What’s the Difference Between a 401(k) and a Roth 401(k)?
Hypothetical: Let’s say you begin a new job (Congratulations!) and it’s your first day in the workplace. After the office tour, you’re probably going through the process of enrolling for employee benefits with the Human Resources representative. Scanning the retirement benefits form, you suddenly stop when you make it to the 401(k) contribution section, confused by your two options: Traditional 401(k) and Roth 401(k). What’s the difference? What to do next?
Traditional 401(k) contributions have been around since the 401(k) plan was created: you the employee specify a fixed percentage (%) or dollar amount ($) that is deducted from your paycheck and deposited to a retirement account created for you by your employer. Then the funds are invested in stocks and bonds for future growth to fund your retirement. Traditional 401(k) contributions are made on a pre-tax basis, which simply means that income taxes are not withheld on those amounts set aside for retirement. Instead, you pay income taxes when you take a distribution payment from the Traditional 401(k) when you are retired.

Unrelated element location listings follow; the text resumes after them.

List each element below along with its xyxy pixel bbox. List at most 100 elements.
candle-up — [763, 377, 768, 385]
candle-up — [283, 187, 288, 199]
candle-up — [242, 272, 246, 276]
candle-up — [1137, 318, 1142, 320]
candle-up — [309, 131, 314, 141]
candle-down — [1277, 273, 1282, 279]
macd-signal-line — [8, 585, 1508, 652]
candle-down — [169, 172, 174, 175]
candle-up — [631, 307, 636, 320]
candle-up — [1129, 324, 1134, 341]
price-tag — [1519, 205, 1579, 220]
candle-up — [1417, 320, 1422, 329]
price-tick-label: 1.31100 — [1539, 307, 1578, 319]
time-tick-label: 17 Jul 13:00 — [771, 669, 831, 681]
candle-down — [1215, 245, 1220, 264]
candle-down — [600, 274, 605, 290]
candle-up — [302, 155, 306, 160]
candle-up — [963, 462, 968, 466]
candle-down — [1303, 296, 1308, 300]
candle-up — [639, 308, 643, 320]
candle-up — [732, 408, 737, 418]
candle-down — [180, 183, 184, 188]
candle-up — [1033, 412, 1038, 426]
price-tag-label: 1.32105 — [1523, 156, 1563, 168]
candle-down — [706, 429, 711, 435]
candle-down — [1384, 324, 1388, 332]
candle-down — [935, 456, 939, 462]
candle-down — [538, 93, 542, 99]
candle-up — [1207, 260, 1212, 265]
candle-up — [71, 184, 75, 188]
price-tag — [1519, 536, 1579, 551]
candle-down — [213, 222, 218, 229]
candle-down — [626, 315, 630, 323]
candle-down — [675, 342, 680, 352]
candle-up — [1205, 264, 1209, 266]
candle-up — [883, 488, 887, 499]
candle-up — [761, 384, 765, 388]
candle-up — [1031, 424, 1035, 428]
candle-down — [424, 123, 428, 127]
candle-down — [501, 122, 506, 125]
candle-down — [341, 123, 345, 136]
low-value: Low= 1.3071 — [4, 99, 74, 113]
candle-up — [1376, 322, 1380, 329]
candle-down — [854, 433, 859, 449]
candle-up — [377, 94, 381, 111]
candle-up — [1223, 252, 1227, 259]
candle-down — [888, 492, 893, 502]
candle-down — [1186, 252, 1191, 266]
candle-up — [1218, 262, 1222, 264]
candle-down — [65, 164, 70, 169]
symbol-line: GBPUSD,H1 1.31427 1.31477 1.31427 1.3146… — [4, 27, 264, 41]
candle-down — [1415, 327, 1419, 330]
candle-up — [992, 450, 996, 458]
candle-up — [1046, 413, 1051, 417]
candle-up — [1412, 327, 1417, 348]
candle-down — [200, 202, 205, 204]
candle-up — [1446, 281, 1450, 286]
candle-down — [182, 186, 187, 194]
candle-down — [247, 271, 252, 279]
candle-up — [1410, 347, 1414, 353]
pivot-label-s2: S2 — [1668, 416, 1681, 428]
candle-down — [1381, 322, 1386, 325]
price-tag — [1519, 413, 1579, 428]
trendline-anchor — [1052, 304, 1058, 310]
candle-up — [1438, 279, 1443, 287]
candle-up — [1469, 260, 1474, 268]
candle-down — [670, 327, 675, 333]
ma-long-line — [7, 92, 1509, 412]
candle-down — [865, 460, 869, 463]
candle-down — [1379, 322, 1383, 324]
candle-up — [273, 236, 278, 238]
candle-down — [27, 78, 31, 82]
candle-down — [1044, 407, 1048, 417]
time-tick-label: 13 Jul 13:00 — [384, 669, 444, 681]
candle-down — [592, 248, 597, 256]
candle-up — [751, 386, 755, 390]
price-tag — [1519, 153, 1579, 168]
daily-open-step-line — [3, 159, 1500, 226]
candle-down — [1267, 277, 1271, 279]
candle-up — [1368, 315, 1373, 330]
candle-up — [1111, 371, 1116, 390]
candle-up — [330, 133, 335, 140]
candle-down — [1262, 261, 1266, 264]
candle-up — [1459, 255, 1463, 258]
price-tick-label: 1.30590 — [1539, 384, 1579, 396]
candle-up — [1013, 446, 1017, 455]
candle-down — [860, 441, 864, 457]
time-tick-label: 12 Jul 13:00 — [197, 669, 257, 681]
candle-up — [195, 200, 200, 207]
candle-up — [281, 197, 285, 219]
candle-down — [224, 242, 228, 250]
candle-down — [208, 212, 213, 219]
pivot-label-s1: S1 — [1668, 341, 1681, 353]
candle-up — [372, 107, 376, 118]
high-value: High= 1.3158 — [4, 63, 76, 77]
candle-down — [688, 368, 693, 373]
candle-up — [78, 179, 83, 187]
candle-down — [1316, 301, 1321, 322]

Roth 401(k) contributions are a relatively new concept – you the employee still specify a fixed percentage (%) or dollar amount ($) that is deducted from your paycheck and deposited to your employer-sponsored retirement account, but the key difference is that Roth 401(k) contributions are made on an after-tax basis. This means that taxes are withheld on the amounts you set aside for retirement, and the net amount after withholding is invested for future growth. When it comes time to take a distribution payment from the Roth 401(k) when you are retired, no income tax is due – it was already paid when you set the money aside earlier.
Choosing the Best Option for You
Now that you understand the difference, which one should you choose? It depends on income tax rates – if one expects income tax rates to increase in the future, a Roth 401(k) contribution makes sense (better to pay the lower income tax rate today and avoid the higher income tax rate in the future when you are retired and begin taking distributions). On the flip side, if one expects income tax rates to decrease in the future, a Traditional 401(k) contribution is preferable (better to avoid paying today’s high income tax rates and instead pay a lower rate in the future when you begin taking distributions in retirement).
Without a crystal ball, it is difficult to know what will happen with income tax policy – that’s up to Congress. You might consider hedging your bets and making both Traditional 401(k) and Roth 401(k) contributions. Let’s say you’ve decided to contribute 10% of your wages to the 401(k) – you could split it 5% Traditional 401(k) and 5% Roth 401(k) if the plan allows. Be sure to consult with your accountant/tax preparer, a wealth advisor and your Human Resources representative for the details.